Шуджа и впрямь был большой собакой. Отец сказал, что в прошлом, наверное, – бойцовый пес, кто-то купировал ему уши и хвост. Другой вопрос, может ли он – и станет ли – стоять за себя. Когда он, блудный, впервые появился в Шадбаге, дети стали кидать в него камнями, тыкать палками и ржавыми велосипедными спицами. Шуджа не огрызался. Со временем деревенским детям надоело его мучить и его оставили в покое, хотя Шуджа по-прежнему вел себя осторожно, подозрительно, будто не забыл, как нехорошо с ним обращались.

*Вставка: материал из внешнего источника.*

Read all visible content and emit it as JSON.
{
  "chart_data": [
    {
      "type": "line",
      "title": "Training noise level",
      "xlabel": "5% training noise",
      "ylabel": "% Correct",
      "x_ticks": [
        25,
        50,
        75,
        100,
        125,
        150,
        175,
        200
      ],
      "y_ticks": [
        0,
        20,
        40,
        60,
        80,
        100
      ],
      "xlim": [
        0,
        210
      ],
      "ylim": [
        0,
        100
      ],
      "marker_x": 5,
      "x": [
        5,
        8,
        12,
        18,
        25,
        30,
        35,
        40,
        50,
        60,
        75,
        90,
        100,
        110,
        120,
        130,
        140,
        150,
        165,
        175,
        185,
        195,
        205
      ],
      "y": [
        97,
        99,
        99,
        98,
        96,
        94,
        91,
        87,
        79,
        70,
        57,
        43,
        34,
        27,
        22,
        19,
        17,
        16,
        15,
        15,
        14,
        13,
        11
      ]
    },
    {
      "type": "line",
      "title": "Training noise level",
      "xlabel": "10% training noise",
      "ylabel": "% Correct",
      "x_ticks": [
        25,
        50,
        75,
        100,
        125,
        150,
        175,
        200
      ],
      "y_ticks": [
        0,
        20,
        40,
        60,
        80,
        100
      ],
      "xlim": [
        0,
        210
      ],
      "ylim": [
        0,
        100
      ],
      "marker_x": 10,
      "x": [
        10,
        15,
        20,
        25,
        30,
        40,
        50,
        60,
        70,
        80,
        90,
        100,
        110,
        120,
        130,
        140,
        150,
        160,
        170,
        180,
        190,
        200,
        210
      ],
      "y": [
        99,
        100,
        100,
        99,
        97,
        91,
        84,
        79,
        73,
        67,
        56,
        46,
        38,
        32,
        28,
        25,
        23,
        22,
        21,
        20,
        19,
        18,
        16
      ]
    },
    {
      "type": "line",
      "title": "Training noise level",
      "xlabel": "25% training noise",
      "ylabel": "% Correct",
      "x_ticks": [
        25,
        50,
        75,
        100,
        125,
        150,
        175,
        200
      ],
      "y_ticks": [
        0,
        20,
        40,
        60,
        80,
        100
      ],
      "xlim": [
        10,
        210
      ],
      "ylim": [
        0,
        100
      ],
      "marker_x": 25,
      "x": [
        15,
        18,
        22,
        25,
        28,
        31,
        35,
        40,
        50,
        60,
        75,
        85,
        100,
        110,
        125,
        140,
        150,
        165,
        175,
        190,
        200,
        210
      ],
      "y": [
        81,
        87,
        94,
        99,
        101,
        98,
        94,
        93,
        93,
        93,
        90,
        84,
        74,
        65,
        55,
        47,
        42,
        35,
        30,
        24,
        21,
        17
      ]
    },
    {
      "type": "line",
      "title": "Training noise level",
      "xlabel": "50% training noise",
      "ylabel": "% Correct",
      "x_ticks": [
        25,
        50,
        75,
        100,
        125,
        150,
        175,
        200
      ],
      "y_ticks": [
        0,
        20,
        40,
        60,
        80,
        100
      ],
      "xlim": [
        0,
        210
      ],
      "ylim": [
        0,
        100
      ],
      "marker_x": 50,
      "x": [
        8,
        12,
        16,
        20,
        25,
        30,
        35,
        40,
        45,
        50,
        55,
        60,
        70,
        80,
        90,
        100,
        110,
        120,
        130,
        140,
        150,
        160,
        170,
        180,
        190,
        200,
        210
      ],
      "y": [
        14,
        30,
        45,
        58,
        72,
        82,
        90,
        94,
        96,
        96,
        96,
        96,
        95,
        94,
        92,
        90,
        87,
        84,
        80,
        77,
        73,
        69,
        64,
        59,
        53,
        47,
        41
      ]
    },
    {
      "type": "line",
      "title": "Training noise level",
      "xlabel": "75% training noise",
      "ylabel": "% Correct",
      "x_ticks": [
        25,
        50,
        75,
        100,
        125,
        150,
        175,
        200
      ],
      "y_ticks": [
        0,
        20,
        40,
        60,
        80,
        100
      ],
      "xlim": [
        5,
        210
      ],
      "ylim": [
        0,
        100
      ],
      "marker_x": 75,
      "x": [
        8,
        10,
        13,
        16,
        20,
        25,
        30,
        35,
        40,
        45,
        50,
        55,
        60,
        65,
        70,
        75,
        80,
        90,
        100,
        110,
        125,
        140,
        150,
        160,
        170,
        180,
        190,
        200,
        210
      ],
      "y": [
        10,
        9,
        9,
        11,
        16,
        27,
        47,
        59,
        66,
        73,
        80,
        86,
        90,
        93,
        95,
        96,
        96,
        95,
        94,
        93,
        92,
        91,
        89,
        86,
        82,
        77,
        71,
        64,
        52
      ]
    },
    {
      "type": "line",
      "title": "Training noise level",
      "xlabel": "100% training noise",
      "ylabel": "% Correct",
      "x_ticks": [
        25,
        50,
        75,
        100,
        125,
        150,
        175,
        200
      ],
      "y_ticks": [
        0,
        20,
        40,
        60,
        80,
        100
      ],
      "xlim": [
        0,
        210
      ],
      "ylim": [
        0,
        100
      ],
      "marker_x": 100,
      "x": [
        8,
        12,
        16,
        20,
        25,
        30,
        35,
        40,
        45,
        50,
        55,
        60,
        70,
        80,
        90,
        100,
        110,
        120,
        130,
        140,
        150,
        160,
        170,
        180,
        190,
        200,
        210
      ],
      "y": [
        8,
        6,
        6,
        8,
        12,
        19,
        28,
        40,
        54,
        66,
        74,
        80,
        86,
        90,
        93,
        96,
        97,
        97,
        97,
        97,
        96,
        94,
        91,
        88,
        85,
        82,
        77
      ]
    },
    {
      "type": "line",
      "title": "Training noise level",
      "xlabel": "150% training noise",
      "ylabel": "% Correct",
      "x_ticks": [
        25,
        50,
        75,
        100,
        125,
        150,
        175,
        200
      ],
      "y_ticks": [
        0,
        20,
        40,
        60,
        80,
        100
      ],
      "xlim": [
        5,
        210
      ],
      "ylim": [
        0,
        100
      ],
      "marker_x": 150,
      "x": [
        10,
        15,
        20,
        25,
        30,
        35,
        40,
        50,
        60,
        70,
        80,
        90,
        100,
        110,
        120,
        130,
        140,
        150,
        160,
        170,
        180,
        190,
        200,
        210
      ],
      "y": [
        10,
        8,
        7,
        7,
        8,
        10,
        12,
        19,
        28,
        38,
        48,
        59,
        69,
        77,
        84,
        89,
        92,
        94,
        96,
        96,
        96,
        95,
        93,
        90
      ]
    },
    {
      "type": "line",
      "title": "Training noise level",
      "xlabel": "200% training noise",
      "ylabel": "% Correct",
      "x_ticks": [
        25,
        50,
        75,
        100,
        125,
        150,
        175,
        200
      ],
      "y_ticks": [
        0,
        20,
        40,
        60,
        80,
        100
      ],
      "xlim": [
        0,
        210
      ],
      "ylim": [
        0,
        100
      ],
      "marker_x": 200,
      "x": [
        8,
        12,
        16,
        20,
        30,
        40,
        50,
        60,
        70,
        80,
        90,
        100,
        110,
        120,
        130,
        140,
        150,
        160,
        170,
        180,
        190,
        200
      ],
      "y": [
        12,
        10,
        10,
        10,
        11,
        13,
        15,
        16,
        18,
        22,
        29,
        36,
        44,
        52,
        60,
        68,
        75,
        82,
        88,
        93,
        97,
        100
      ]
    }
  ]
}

Всех в Шадбаге он избегал – кроме Пари. Пред ней растерял он всю бдительность. Свою любовь к ней явил широко и безоблачно. Она стала его мирозданьем. По утрам, завидев, как Пари выходит из дома, Шуджа вскакивал, и все его тело трясло. Обрубок изуродованного хвоста возбужденно метался, пес приплясывал на месте, будто на раскаленных угольях. Он скакал вокруг нее веселыми кругами. День-деньской ходил тенью за Пари, нюхал ее пятки, а по ночам, когда они расставались, укладывался под дверью в тоске, ожидая утра.
– Аболла?
– Да.
– Когда я вырасту, я с тобой буду жить?
Абдулла смотрел, как опускается рыжее солнце, чиркает горизонт.
– Если хочешь. Но ты не захочешь.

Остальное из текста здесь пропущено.